The music producer, who died April 7 at age 64 of complications of coronavirus, had a magic touch. He could get anyone to do anything: Tom Waits to sing an unrecognizable, railroad-rough version of “Heigh Ho” from Disney’s “Snow White”; R & B icon Macy Gray to deliver a sultry, gravelly take on the old sea shanty “Off to Sea Once More”; Leonard Cohen to jam out a jazz-inflected version of his “Who By Fire,” a take on the High Holidays prayer “Unetaneh Tokef,” with the exuberant tenor saxophonist Sonny Rollins.

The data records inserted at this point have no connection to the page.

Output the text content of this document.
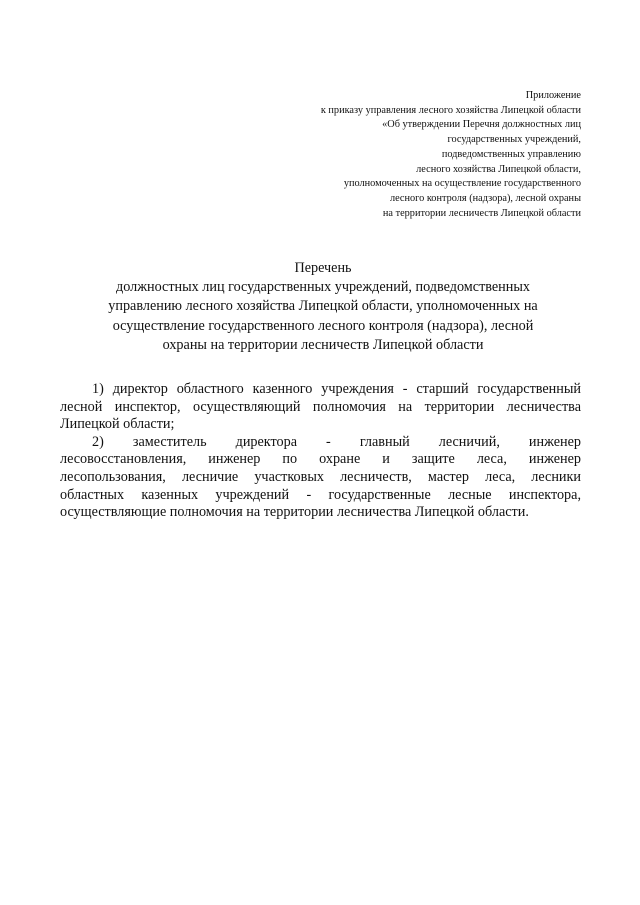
Приложение
к приказу управления лесного хозяйства Липецкой области
«Об утверждении Перечня должностных лиц
государственных учреждений,
подведомственных управлению
лесного хозяйства Липецкой области,
уполномоченных на осуществление государственного
лесного контроля (надзора), лесной охраны
на территории лесничеств Липецкой области
Перечень
должностных лиц государственных учреждений, подведомственных
управлению лесного хозяйства Липецкой области, уполномоченных на
осуществление государственного лесного контроля (надзора), лесной
охраны на территории лесничеств Липецкой области

1) директор областного казенного учреждения - старший государственный
лесной инспектор, осуществляющий полномочия на территории лесничества
Липецкой области;

2) заместитель директора - главный лесничий, инженер
лесовосстановления, инженер по охране и защите леса, инженер
лесопользования, лесничие участковых лесничеств, мастер леса, лесники
областных казенных учреждений - государственные лесные инспектора,
осуществляющие полномочия на территории лесничества Липецкой области.
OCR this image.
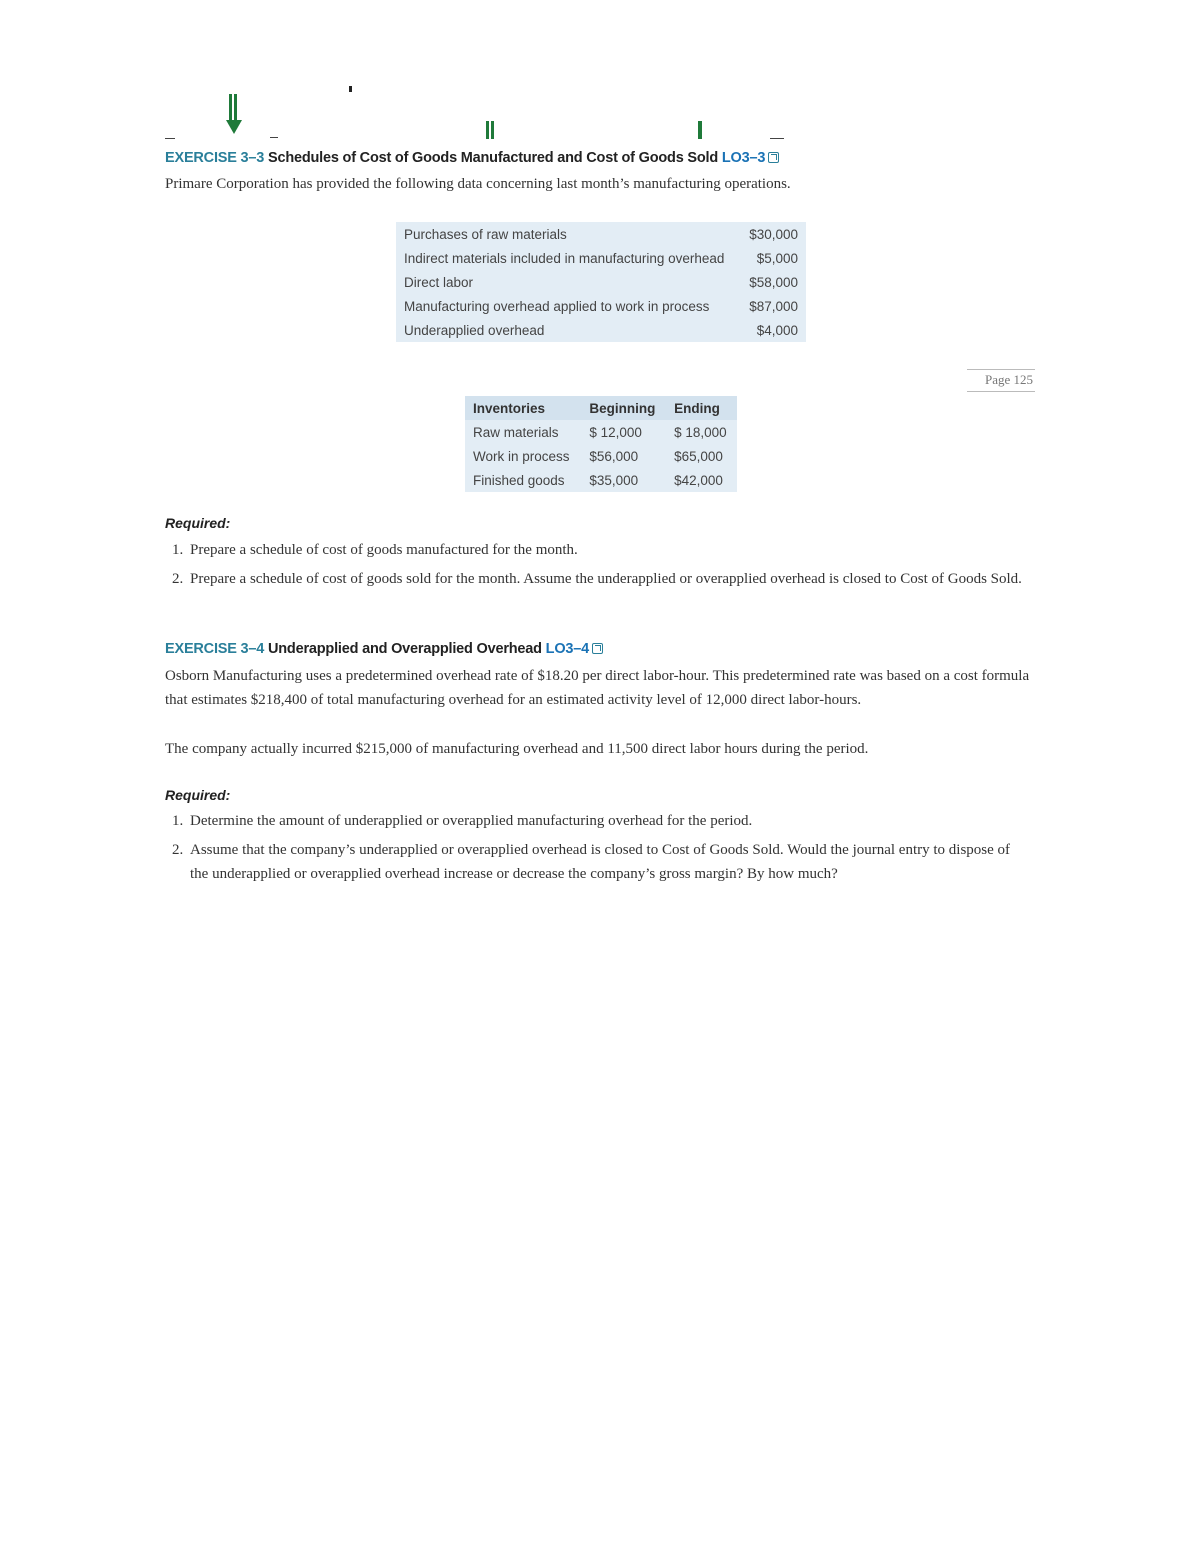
EXERCISE 3–3 Schedules of Cost of Goods Manufactured and Cost of Goods Sold LO3–3
Primare Corporation has provided the following data concerning last month’s manufacturing operations.
Purchases of raw materials	$30,000
Indirect materials included in manufacturing overhead	$5,000
Direct labor	$58,000
Manufacturing overhead applied to work in process	$87,000
Underapplied overhead	$4,000
Page 125
Inventories	Beginning	Ending
Raw materials	$ 12,000	$ 18,000
Work in process	$56,000	$65,000
Finished goods	$35,000	$42,000
Required:
1. Prepare a schedule of cost of goods manufactured for the month.
2. Prepare a schedule of cost of goods sold for the month. Assume the underapplied or overapplied overhead is closed to Cost of Goods Sold.
EXERCISE 3–4 Underapplied and Overapplied Overhead LO3–4
Osborn Manufacturing uses a predetermined overhead rate of $18.20 per direct labor-hour. This predetermined rate was based on a cost formula that estimates $218,400 of total manufacturing overhead for an estimated activity level of 12,000 direct labor-hours.
The company actually incurred $215,000 of manufacturing overhead and 11,500 direct labor hours during the period.
Required:
1. Determine the amount of underapplied or overapplied manufacturing overhead for the period.
2. Assume that the company’s underapplied or overapplied overhead is closed to Cost of Goods Sold. Would the journal entry to dispose of the underapplied or overapplied overhead increase or decrease the company’s gross margin? By how much?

While Willner had a far reach, and served as a longstanding producer for Lou Reed, the English singer Marianne Faithfull and the guitarist Bill Frisell among others, he was best known for his deeply surprising tribute albums. Those included “Stay Awake: Various Interpretations of Music from Vintage Disney Films” – which featured Los Lobos, James Taylor, Sinéad O’Connor and Sun Ra alongside Waits – and “Rogue’s Gallery: Pirate Ballads, Sea Songs, and Chanteys” – with performers including Bono, Sting and Nick Cave – as well as albums dedicated to the composer Kurt Weill, jazz legends Thelonious Monk and Charles Mingus and, unexpectedly, the writers Edgar Allan Poe and William S. Burroughs. If there were other producers as eager to produce a live tribute to Shel Silverstein as an album by Sonic Youth, they were few and far between.

His voracious curiosity and supreme sense of fun reached their widest audience through “Saturday Night Live,” where Willner, a longtime collaborator of the show’s creator Lorne Michaels, oversaw the music that backed the skits since 1980. The cringe-inducing elevator jazz swoop at the opening of the iconic Andy Samberg-Justin Timberlake short “D*** in a Box”? The hold-music piano flourishes accompanying Adam Sandler’s recurring role as Operaman? The existentially upsetting combination of Haddaway’s “What is Love” with Will Ferrell and Chris Kattan’s eternal sideways head-bopping?

Willner’s influence was everywhere in the show, shaping its character – quirky, irreverent, intent on making absurd premises absurdly funny – through the seasons.

In many ways, Willner exemplified the ethos of postwar Jewish entertainment. His father, a Holocaust survivor, owned a Philadelphia delicatessen where Willner worked through his childhood. As he told The New York Times in 2017, his father’s tales of the concentration camps mixed with the Americana in which he was immersed to create an imagined world that was simultaneously dark and ludicrous.

“I remember having dreams, and it would be like Yosemite Sam was a guard at the camps,” he said.

When he moved to New York City to attend NYU in 1974, he found a world nearly as strange as that of his imagination: one where Redd Foxx introduced him to cocaine when he was 18, street fights served as entertainment and creativity ran wild, especially in the East Village, where he lived.

In the end, there was no better example of his character as an artist than the unlikely Cohen-Rollins collaboration he engineered on the long-gone NBC show “Night Music,” another effort on which he worked with Lorne Michaels.

There was Leonard Cohen, singing a modern take on one of the most solemn prayers in the Jewish canon – wondering who will die this year, and how – and there, behind him, was Rollins, contorting ecstatically as he played gleeful, arcing riffs. The joy and the darkness, there in one, an unlikely and immensely moving pair.

This year, it was Willner’s untimely turn to go. With Cohen’s seriousness, we’ll mourn him. And with Rollins’ pleasure, we’ll remember all the gifts he gave us while he was here.